W tym tygodniu ukraiński poseł opozycji Andriej Osadczuk powiedział lokalnemu medium NV, że Zełenski ma bardzo ograniczony pulę osób, które może mianować na wysokie stanowiska rządowe, ponieważ wielu odpowiednich specjalistów „po prostu nie jest gotowych brać udziału w tym politycznym burdelu.”

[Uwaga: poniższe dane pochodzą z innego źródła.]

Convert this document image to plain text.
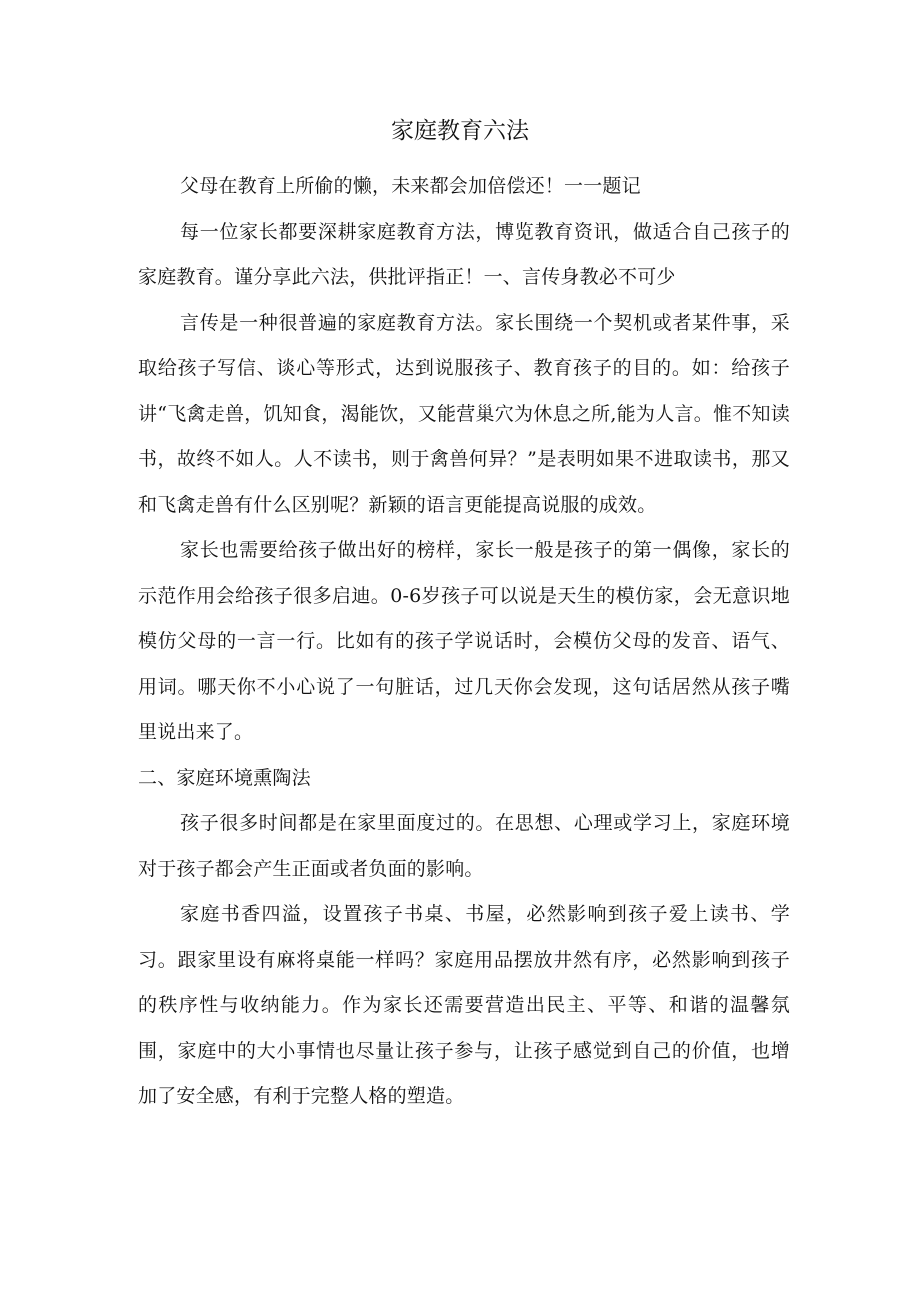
家庭教育六法

父母在教育上所偷的懒，未来都会加倍偿还！一一题记

每一位家长都要深耕家庭教育方法，博览教育资讯，做适合自己孩子的家庭教育。谨分享此六法，供批评指正！一、言传身教必不可少

言传是一种很普遍的家庭教育方法。家长围绕一个契机或者某件事，采取给孩子写信、谈心等形式，达到说服孩子、教育孩子的目的。如：给孩子讲“飞禽走兽，饥知食，渴能饮，又能营巢穴为休息之所,能为人言。惟不知读书，故终不如人。人不读书，则于禽兽何异？”是表明如果不进取读书，那又和飞禽走兽有什么区别呢？新颖的语言更能提高说服的成效。

家长也需要给孩子做出好的榜样，家长一般是孩子的第一偶像，家长的示范作用会给孩子很多启迪。0-6岁孩子可以说是天生的模仿家，会无意识地模仿父母的一言一行。比如有的孩子学说话时，会模仿父母的发音、语气、用词。哪天你不小心说了一句脏话，过几天你会发现，这句话居然从孩子嘴里说出来了。

二、家庭环境熏陶法

孩子很多时间都是在家里面度过的。在思想、心理或学习上，家庭环境对于孩子都会产生正面或者负面的影响。

家庭书香四溢，设置孩子书桌、书屋，必然影响到孩子爱上读书、学习。跟家里设有麻将桌能一样吗？家庭用品摆放井然有序，必然影响到孩子的秩序性与收纳能力。作为家长还需要营造出民主、平等、和谐的温馨氛围，家庭中的大小事情也尽量让孩子参与，让孩子感觉到自己的价值，也增加了安全感，有利于完整人格的塑造。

Afera korupcyjna osłabiła pozycję Zełenskiego zarówno w kraju, jak i za granicą. Jego poparcie spadło do 20,3%, zgodnie z ostatnim sondażem opinii opublikowanym przez firmę badawczą Info Sapiens.
WIĘCEJ:
Były bliski współpracownik Zełenskiego odsunięty z kolejnych stanowisk
Zachodnie media opisały tę sprawę jako „najbardziej szkodliwą” aferę, z jaką Zełenski mierzył się podczas swojej kadencji oraz jako potencjalną „bombę zegarową” dla jego prezydentury, co skłoniło go do działań na rzecz zabezpieczenia wsparcia od Zachodnich sojuszników Ukrainy.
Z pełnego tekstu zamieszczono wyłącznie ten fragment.